Citazione tratta da Tramonto globale: la fame, il patibolo, la guerra, di Danilo Zolo

 

Se per Norberto Bobbio «il pessimismo era un dovere» e «una scelta consapevole» che «rivendicava come una prova di responsabilità e di rigore intellettuale», non si può dire lo stesso per il presidente degli Stati Uniti, Donald Trump. L’inquilino della Casa Bianca ci ha abituati a svariate dichiarazioni dense di ottimismo, come quelle rilasciate questa settimana in Svizzera, a margine del Forum di Davos: «L’America sta assistendo ad un boom economico mai visto in precedenza». E l’entusiasmo non si ferma qui, perché per Trump gli USA hanno «concluso accordi straordinari sul commercio con la Cina da una parte, e Messico e Canada dall’altra, i migliori accordi di sempre» i cui effetti si vedranno nel corso dell’anno. Ma è un ottimismo concreto o un ottimismo fatuo? L’economia americana è sicuramente in buona salute, mentre dal punto di vista dei trattati bisogna moderare i trionfalismi, soprattutto sul versante asiatico; con Pechino è stata firmata la cosiddetta “fase uno”, e ora bisogna vedere come procederanno i negoziati per arrivare a un’intesa più organica.
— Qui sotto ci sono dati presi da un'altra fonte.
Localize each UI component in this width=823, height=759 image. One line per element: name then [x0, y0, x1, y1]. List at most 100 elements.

Nel frattempo, guardando alla crescita globale, l’ottimismo aumenta nel sentiment dei gestori. Secondo un sondaggio di Bank of America, che ha intervistato 249 persone con 739 miliardi di dollari di attività gestite, i manager hanno espresso fiducia sulle prospettive mantenendo basse le posizioni di liquidità. In particolare, le aspettative di crescita globale sono aumentate di 7 punti percentuali al 36%, anche grazie al fatto che le due principali banche centrali, FED e BCE, rimarranno accomodanti per tutto il 2020.
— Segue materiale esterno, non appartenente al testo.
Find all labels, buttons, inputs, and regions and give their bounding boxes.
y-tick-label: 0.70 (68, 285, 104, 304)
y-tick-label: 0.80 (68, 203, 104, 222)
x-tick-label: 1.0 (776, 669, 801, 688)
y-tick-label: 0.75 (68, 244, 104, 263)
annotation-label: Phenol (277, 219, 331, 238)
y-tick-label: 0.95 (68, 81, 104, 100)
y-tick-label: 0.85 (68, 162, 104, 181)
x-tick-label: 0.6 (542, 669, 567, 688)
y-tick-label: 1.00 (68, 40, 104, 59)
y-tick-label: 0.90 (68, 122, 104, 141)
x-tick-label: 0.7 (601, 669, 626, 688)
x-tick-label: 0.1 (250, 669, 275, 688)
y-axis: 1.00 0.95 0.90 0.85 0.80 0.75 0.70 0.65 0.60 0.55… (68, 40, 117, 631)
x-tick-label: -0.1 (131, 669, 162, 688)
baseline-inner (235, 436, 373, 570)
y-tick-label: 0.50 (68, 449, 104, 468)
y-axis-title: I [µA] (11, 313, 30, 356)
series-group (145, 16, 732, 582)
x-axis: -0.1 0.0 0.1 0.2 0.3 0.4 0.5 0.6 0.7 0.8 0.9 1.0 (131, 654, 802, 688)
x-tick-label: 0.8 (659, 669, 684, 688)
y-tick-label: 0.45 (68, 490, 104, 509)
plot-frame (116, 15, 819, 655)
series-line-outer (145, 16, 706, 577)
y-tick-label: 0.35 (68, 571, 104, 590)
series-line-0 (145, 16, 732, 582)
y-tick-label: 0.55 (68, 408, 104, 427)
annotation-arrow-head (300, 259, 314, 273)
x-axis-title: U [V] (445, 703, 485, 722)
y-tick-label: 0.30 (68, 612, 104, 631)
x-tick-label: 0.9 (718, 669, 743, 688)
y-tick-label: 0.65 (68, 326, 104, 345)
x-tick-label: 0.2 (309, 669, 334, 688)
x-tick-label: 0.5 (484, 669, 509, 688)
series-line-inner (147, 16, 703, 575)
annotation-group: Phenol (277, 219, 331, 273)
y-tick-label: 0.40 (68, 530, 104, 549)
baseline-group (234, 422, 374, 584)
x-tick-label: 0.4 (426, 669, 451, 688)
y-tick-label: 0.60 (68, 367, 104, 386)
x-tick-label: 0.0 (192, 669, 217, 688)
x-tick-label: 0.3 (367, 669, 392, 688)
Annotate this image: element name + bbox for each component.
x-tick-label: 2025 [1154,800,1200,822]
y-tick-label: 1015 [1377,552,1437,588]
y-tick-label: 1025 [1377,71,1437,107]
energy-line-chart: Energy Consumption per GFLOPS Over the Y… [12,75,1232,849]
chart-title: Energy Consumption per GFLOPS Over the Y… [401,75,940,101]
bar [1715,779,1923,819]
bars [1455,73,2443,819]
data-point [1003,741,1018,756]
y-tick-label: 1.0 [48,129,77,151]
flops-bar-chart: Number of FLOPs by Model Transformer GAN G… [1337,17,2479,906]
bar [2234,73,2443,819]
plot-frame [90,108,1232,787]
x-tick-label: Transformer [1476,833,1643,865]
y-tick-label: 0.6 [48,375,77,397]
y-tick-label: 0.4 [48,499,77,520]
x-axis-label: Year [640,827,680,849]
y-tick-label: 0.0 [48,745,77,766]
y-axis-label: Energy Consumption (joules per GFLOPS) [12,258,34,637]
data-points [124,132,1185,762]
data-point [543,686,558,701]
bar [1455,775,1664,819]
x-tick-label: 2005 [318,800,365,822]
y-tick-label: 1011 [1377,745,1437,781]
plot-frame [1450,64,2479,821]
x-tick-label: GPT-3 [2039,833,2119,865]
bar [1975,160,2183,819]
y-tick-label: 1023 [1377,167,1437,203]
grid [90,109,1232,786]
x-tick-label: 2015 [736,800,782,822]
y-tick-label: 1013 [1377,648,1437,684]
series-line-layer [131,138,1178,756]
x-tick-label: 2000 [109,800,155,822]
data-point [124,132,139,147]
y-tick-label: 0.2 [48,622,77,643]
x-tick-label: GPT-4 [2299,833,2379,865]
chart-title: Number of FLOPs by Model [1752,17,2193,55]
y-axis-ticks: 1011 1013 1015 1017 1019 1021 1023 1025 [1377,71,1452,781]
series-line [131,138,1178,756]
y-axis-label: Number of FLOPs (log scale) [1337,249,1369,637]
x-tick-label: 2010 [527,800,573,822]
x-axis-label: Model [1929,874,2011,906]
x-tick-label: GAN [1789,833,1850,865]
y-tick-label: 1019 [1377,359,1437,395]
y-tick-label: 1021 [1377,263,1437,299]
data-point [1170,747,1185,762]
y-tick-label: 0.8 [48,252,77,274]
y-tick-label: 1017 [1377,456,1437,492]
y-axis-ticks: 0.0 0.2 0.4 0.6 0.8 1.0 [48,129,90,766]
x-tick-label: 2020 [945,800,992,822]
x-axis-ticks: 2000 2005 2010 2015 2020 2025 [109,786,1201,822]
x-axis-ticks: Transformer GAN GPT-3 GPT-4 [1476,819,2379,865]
A essere un po’ meno ottimista è il Fondo Monetario Internazionale, che ha tagliato le stime di crescita globale, riducendo le aspettative per il 2021. L’organizzazione, nel recente aggiornamento del World Economic Outlook, ha previsto un’espansione dell’economia mondiale pari a +3,3% nel 2020 e +3,4% per il 2021, rispettivamente 0,1 e 0,2 punti percentuali in meno rispetto alle precedenti stime. La revisione al ribasso – spiega l’FMI – riflette le «sorprese negative» di alcuni Paesi emergenti, come l’India. Inoltre, tra i rischi ci sono le «crescenti tensioni geopolitiche, soprattutto fra Stati Uniti e Iran, che potrebbero creare problemi alle forniture di petrolio. Ma anche l’intensificarsi delle tensioni sociali in varie nazioni. Così il Fondo ha invitato gli Stati a puntare sulla «cooperazione multilaterale» sia in campo commerciale che tecnologico. E la collaborazione è necessaria anche per ridurre le emissioni di gas serra e per limitare l’aumento delle temperature globali.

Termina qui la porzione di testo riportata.